Vereinigung bildender Künstlerinnen Österreichs
Die Vereinigung bildender Künstlerinnen Österreichs (VBKÖ) wurde 1910 in Wien als Reaktion auf die allerorts vorherrschenden geschlechtsspezifischen Diskriminierungen in der Kunstwelt gegründet. Sie ist die erste Künstlerinnenvereinigung Österreichs und befindet sich seit 1912 in den historischen Vereinsräumlichkeiten in der Wiener Innenstadt. Seither sind kontinuierlich (internationale) Ausstellungs- und Veranstaltungstätigkeiten mit einer feministischen Ausrichtung im Gange.

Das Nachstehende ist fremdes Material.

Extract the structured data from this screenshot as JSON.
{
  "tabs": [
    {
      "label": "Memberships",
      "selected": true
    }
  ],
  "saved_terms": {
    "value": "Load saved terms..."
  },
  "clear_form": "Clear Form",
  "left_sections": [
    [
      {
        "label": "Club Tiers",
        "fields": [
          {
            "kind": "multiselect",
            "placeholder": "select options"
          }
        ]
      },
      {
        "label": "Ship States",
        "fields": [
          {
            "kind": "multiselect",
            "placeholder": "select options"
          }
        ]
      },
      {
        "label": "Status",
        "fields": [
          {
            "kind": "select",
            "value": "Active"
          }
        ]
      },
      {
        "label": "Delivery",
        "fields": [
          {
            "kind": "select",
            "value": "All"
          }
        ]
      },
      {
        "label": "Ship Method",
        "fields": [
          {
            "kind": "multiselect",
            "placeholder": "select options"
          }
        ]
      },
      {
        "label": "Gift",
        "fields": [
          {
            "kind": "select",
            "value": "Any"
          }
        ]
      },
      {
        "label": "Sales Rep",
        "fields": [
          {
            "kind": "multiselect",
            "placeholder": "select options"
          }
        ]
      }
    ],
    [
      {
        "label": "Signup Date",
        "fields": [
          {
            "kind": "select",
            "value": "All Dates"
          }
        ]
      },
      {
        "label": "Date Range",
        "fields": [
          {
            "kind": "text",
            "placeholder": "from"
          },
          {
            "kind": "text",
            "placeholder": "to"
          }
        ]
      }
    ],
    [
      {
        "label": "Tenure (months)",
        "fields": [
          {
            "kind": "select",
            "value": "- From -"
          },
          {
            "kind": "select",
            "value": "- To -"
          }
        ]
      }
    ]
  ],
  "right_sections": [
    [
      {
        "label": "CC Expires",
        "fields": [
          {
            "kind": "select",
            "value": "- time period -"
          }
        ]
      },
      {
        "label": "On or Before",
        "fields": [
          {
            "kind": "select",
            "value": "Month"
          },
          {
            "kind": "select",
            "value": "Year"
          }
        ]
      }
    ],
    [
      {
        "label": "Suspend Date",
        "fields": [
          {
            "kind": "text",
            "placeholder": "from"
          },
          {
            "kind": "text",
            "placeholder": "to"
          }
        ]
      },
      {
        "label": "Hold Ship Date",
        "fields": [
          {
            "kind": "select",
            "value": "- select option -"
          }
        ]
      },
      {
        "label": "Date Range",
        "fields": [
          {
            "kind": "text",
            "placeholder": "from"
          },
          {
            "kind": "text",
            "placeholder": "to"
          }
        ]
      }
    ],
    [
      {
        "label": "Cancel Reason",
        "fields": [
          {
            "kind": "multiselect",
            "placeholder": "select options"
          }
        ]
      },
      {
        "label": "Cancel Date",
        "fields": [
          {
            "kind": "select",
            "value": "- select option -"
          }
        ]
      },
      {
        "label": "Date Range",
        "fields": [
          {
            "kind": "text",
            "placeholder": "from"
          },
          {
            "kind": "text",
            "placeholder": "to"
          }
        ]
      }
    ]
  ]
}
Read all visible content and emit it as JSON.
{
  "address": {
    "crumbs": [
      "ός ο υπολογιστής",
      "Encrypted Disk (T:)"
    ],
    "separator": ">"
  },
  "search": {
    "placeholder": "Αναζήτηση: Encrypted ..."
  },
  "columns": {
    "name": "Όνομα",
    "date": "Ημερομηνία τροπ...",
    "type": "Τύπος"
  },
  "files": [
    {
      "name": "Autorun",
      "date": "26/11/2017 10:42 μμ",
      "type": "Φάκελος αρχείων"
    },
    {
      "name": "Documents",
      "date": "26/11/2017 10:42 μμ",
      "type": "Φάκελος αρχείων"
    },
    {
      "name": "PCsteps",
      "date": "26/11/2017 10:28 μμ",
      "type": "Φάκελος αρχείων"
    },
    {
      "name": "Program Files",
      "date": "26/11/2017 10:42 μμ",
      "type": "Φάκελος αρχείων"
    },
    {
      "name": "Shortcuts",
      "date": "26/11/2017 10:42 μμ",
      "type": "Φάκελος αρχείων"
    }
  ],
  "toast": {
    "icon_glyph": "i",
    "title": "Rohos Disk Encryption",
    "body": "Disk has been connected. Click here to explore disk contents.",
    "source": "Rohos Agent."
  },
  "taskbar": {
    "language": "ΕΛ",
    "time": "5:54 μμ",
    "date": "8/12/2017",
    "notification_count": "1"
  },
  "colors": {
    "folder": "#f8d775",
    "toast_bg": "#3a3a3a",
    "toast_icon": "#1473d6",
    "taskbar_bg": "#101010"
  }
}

Zur historischen und kulturpolitischen Bedeutung
Die VBKÖ gilt resultierend aus der historischen Frauenrechtsbewegung als der wichtigste Motor der ersten künstlerischen Frauenbewegung Österreichs. Die Pionierinnen dieser wegbereitenden Künstlerinnengeneration gedachten der geschlechtsspezifischen Benachteiligung innerhalb der Kunstwelt Abhilfe zu verschaffen, indem sie den Grundstein für eine organisierte Auseinandersetzung von bildenden Künstlerinnen mit der zeitgenössischen Politik legten. Sie formulierten erstmals kollektiv eigene politische Strategien und Ziele entlang derer und mit ihnen vor Augen gesellschaftliche Ungleichheitskonzeptionen in den bestehenden Herrschaftsverhältnissen innerhalb der Kunstwelt verändert werden sollten.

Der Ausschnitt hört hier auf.